L214 a enquêté dans cet élevage de cochons mis en avant par la marque Herta pour illustrer sa « filière Préférence », qui valorise « le bien-être animal » et un élevage « plus responsable ». « Dans les salles de maternité, les truies (…) sont enfermées dans des cages à peine plus grandes que leur corps. Comme on peut le voir sur les images, l’espace est tellement exigu qu’elles peinent à se lever. Dans ces conditions, on voit qu’il leur arrive d’écraser l’un de leurs petits en se couchant », note l’association.
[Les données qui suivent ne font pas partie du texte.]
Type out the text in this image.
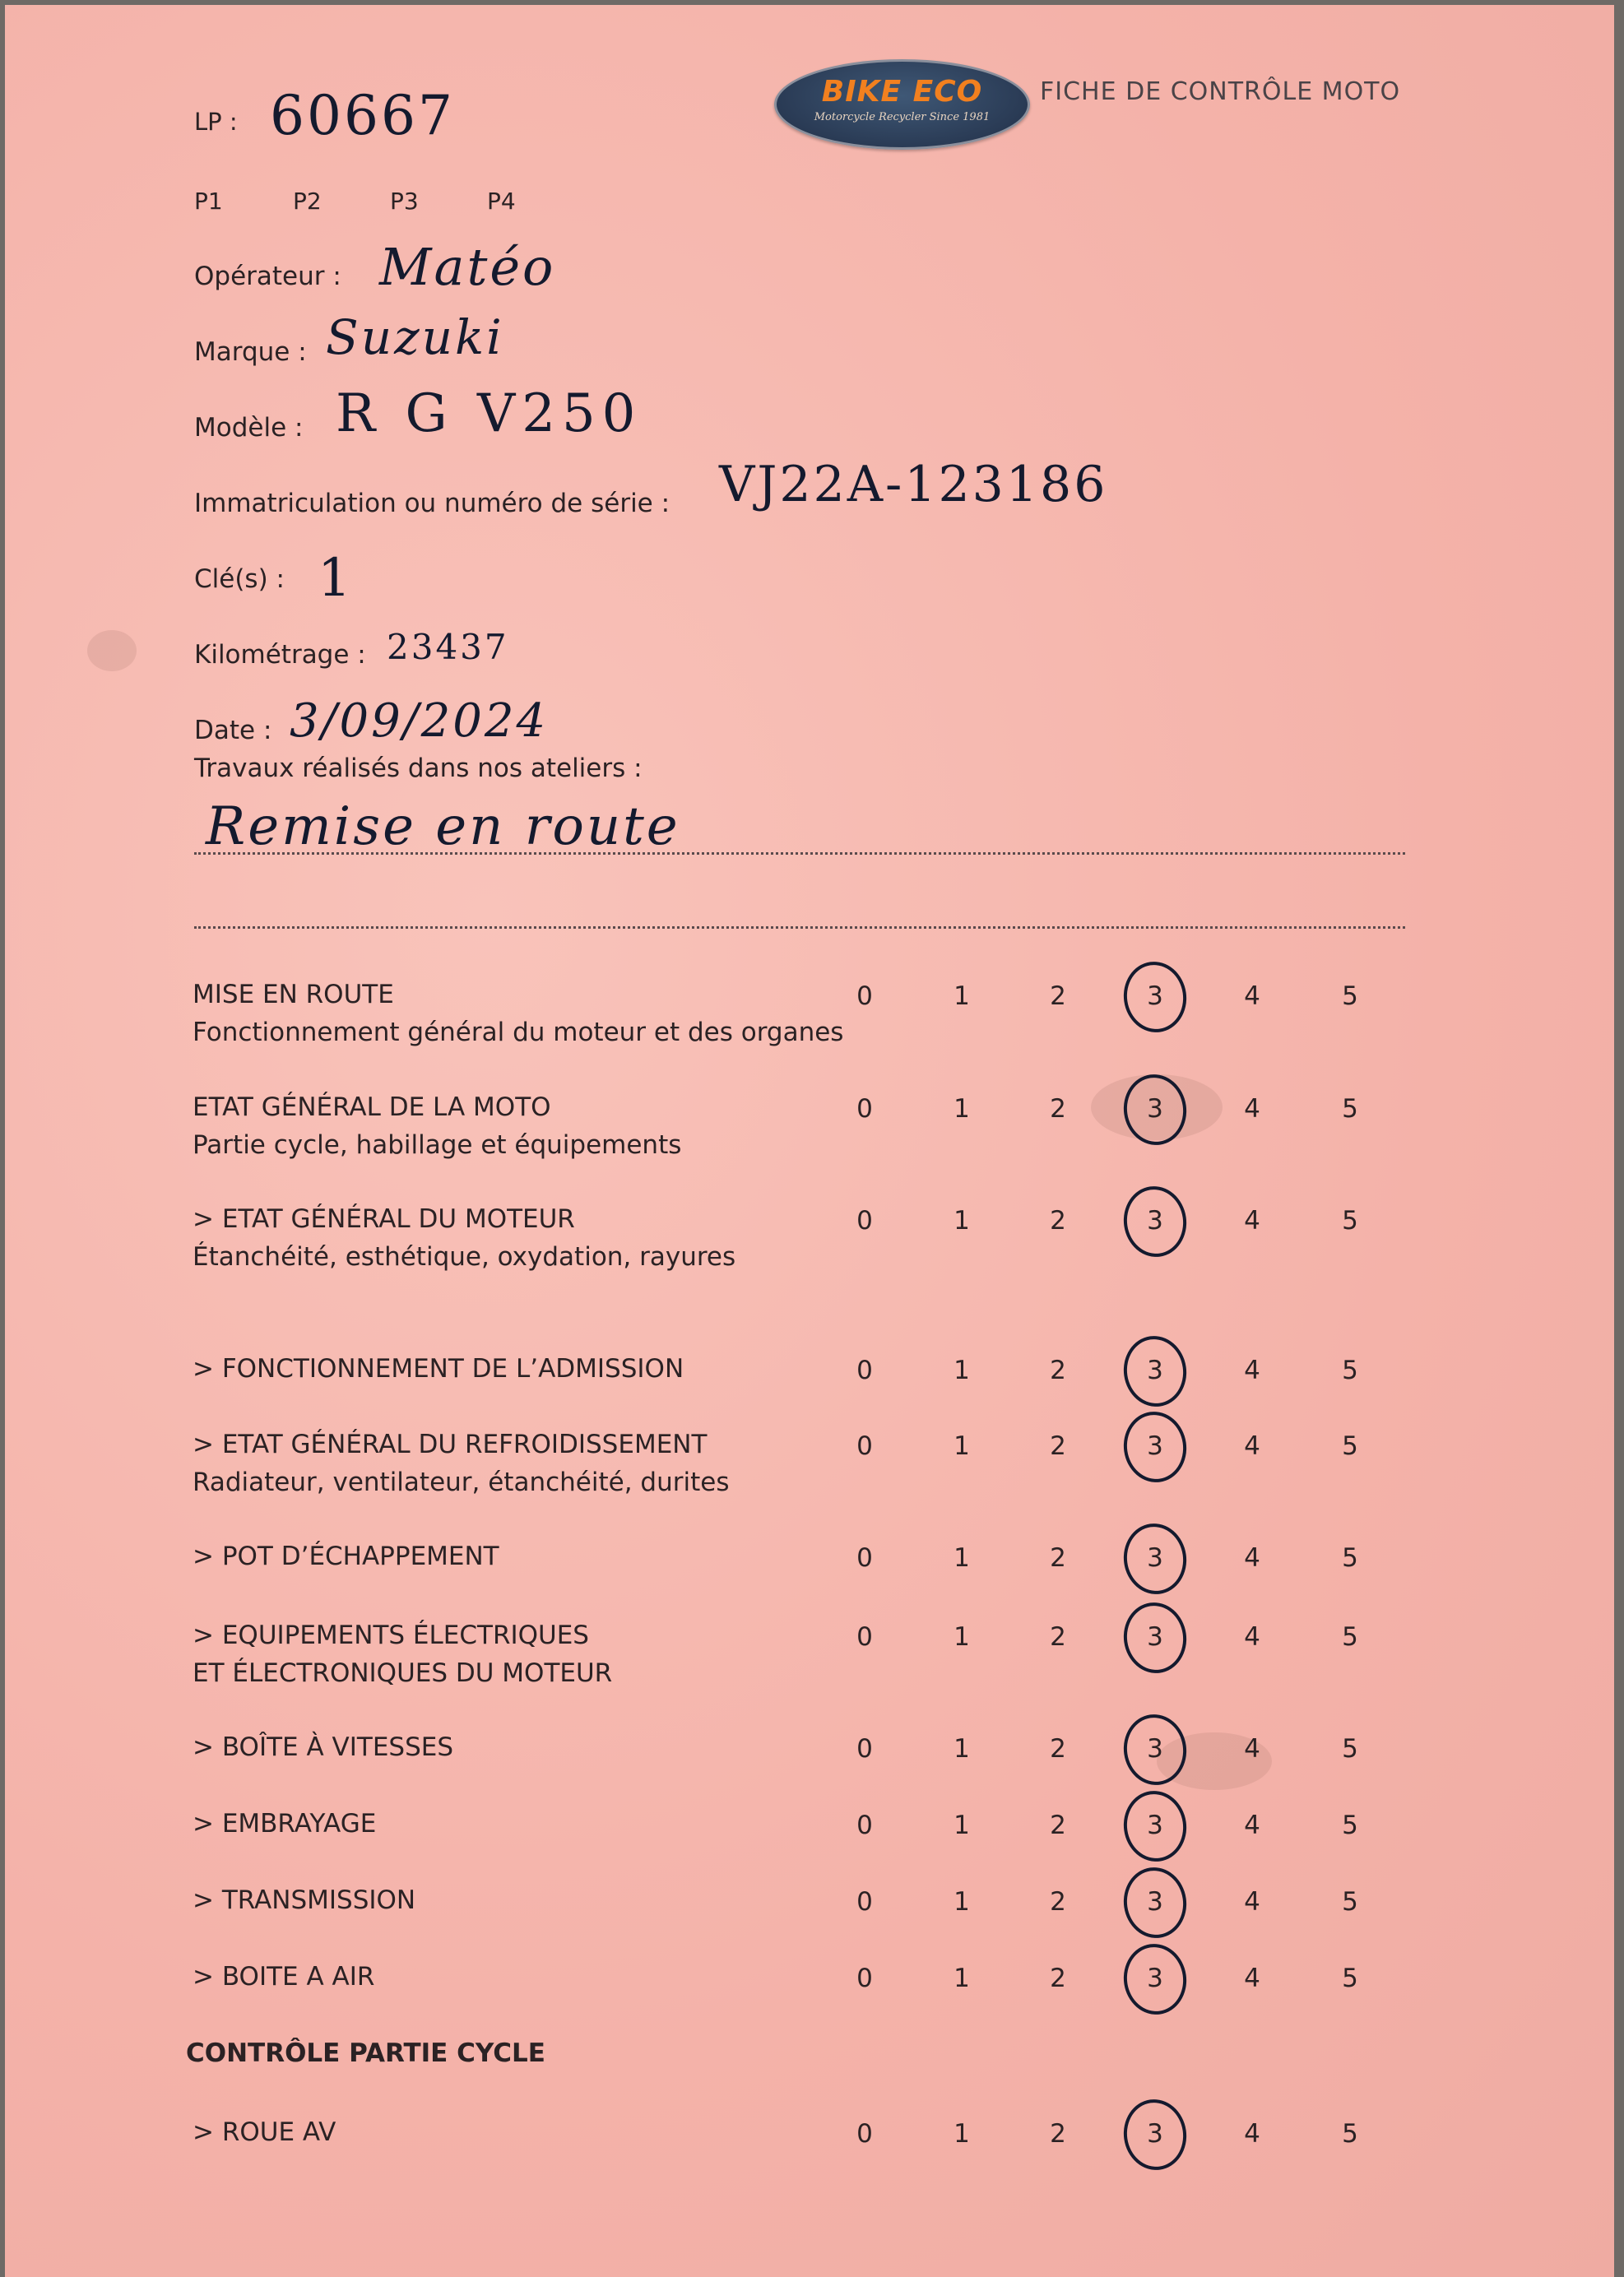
LP : 60667	BIKE ECO
Motorcycle Recycler Since 1981
FICHE DE CONTRÔLE MOTO
P1	P2	P3	P4
Opérateur : Matéo
Marque : Suzuki
Modèle : R G V250
Immatriculation ou numéro de série : VJ22A-123186
Clé(s) : 1
Kilométrage : 23437
Date : 3/09/2024
Travaux réalisés dans nos ateliers :
Remise en route
MISE EN ROUTE
Fonctionnement général du moteur et des organes
0	1	2	3	4	5
ETAT GÉNÉRAL DE LA MOTO
Partie cycle, habillage et équipements
0	1	2	3	4	5
> ETAT GÉNÉRAL DU MOTEUR
Étanchéité, esthétique, oxydation, rayures
0	1	2	3	4	5
> FONCTIONNEMENT DE L’ADMISSION	0	1	2	3	4	5
> ETAT GÉNÉRAL DU REFROIDISSEMENT
Radiateur, ventilateur, étanchéité, durites
0	1	2	3	4	5
> POT D’ÉCHAPPEMENT	0	1	2	3	4	5
> EQUIPEMENTS ÉLECTRIQUES
ET ÉLECTRONIQUES DU MOTEUR
0	1	2	3	4	5
> BOÎTE À VITESSES	0	1	2	3	4	5
> EMBRAYAGE	0	1	2	3	4	5
> TRANSMISSION	0	1	2	3	4	5
> BOITE A AIR	0	1	2	3	4	5
CONTRÔLE PARTIE CYCLE
> ROUE AV	0	1	2	3	4	5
Des hernies « de la taille d’un ballon »

« Sans attention de leur mère, totalement bloquée, de nombreux porcelets meurent à la naissance », poursuit-elle. « Les cochons à l’engraissement sont entassés les uns sur les autres. Sales, griffés, certains présentent des hernies de la taille d’un ballon de foot », écrit l’association dans son communiqué de presse.

« Depuis 2013, la réglementation impose que tous les cochons disposent en permanence de matériaux leur permettant des activités de recherche et de manipulation, tels que la paille, le foin, la sciure, etc. Ici, ils ne disposent que d’une simple chaîne accrochée au plafond », ajoute L214.

La queue coupée, une pratique pourtant interdite

Dans ces conditions, les porcs montrent des signes d’agressivité envers leurs congénères. « Au lieu de donner plus de place et de la litière aux cochons, on leur coupe systématiquement la queue pour éviter qu’ils se mordent et se blessent. Cette pratique d’élevage est interdite par la réglementation », rappelle L214.

« Herta nous ment », pour Sébastien Arsac, cofondateur de L214. « Les élevages "Préférence" Herta ne sont pas respectueux des animaux et ne fonctionnent pas de façon plus "moderne et responsable" que la plupart des élevages intensifs standards. Ce sont des élevages sordides où les animaux passent une vie de souffrance. Nous portons plainte contre Herta pour maltraitance et pour tromperie du consommateur. Nous espérons que ces images inciteront la marque à faire évoluer radicalement et concrètement les pratiques d’élevage. » L’association met également en place une pétition en ligne pour demander aux propriétaires de la marque, Nestlé et Casa Tarradellas, de s’engager à bannir ces pratiques.